How To Spot Fake Jewelry

With the rise of the internet for selling items, distribution of fake jewelry is on the rise. Fake jewels and fake designer jewelry have always been a problem for the average buyer, but internet sales mean that it is no longer a case of avoiding suspicious shops.

There are many tricks used to create fake jewelry and methods you can use to spot them. When it comes to gem stones, good-quality fakes often use a slice of real gemstone atop a cheap stone. Cheaper quality clear stones are also sandwiched together with coloured bonding agents to create the look of a genuine coloured stone. Usually, the best way to spot these two faking methods is with a magnifying glass or microscope.

Stones are not always outright fakes. Sometimes genuine stones are dressed up to look more expensive than their size and quality warrants. Poor quality stones can be mounted in a setting with a solid back, so that foil can be put behind the stone to help reflect light and alter its appearance.

A descriptive gem name is one clue that the jewel is not what it seems. Like many proprietary names, descriptive gem names often give a more expensive gem name to a cheap stone. Red garnets are often called American rubies. Green sapphires are called Oriental emeralds. This is a centuries-old practice and a good clue that the gem is not genuine.

Adventure stories are often full of the subject of fake diamonds, but tricksters have come a long way since then. Cubic Zirconia can be spotted if you consult a reputable jeweler, as they are heavier than real diamonds and glow yellow rather than blue under a UV light. More difficult to detect is moissanite, a crystal that very closely resembles diamond and often tricks even skilled appraisers.

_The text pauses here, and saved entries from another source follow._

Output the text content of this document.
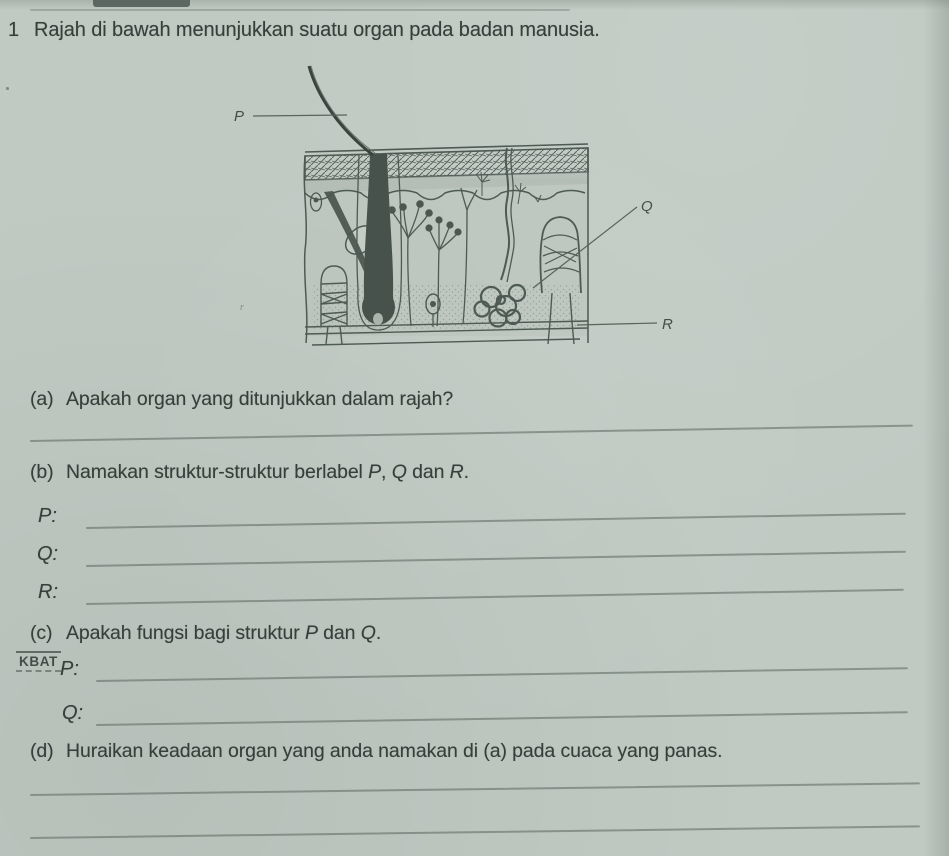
1 Rajah di bawah menunjukkan suatu organ pada badan manusia.
P
Q
R
r
(a) Apakah organ yang ditunjukkan dalam rajah?
(b) Namakan struktur-struktur berlabel P, Q dan R.
P:
Q:
R:
(c) Apakah fungsi bagi struktur P dan Q.
KBAT P:
Q:
(d) Huraikan keadaan organ yang anda namakan di (a) pada cuaca yang panas.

When buying a diamond, it is best to have it appraised by several diamond specialists and get their written assessments.

Fake gems are often mounted in inferior, cheap settings so keep an eye on the quality of the metal of the setting as well.

When it comes to gold, the karat stamp is no longer a guarantee of quality. It can be incredibly difficult to spot whether gold is genuine or fake if you are buying it over the net. The most important factor is whether you trust the seller.

Trust in the seller is the major factor for most internet jewelry sales. Con artists are getting more sophisticated in their methods of selling over the net. When buying over the net, spend some time researching the seller’s history and observing their behaviour. If they sell a high volume of ‘quality’ jewelry very cheaply, they are likely a con artist. Remember that rare and expensive jewelry is rare and expensive: if the seller has loads of pieces in various sizes and sells it for a song, they are likely to be fakes. Con artists also frequently misspell designer names to create a legal loophole if they get caught.

The most important thing to do when buying jewelry is to remember that if something seems an incredible bargain, it is probably a fake. Quality jewelry comes at a price.

Jewelers are generally able to detect fakes, so if you are uncertain about any of your jewels, consult an expert. Once you have purchased your jewelry, keep it safe by having gems engraved where possible and taking it to be cleaned only by reputable firms.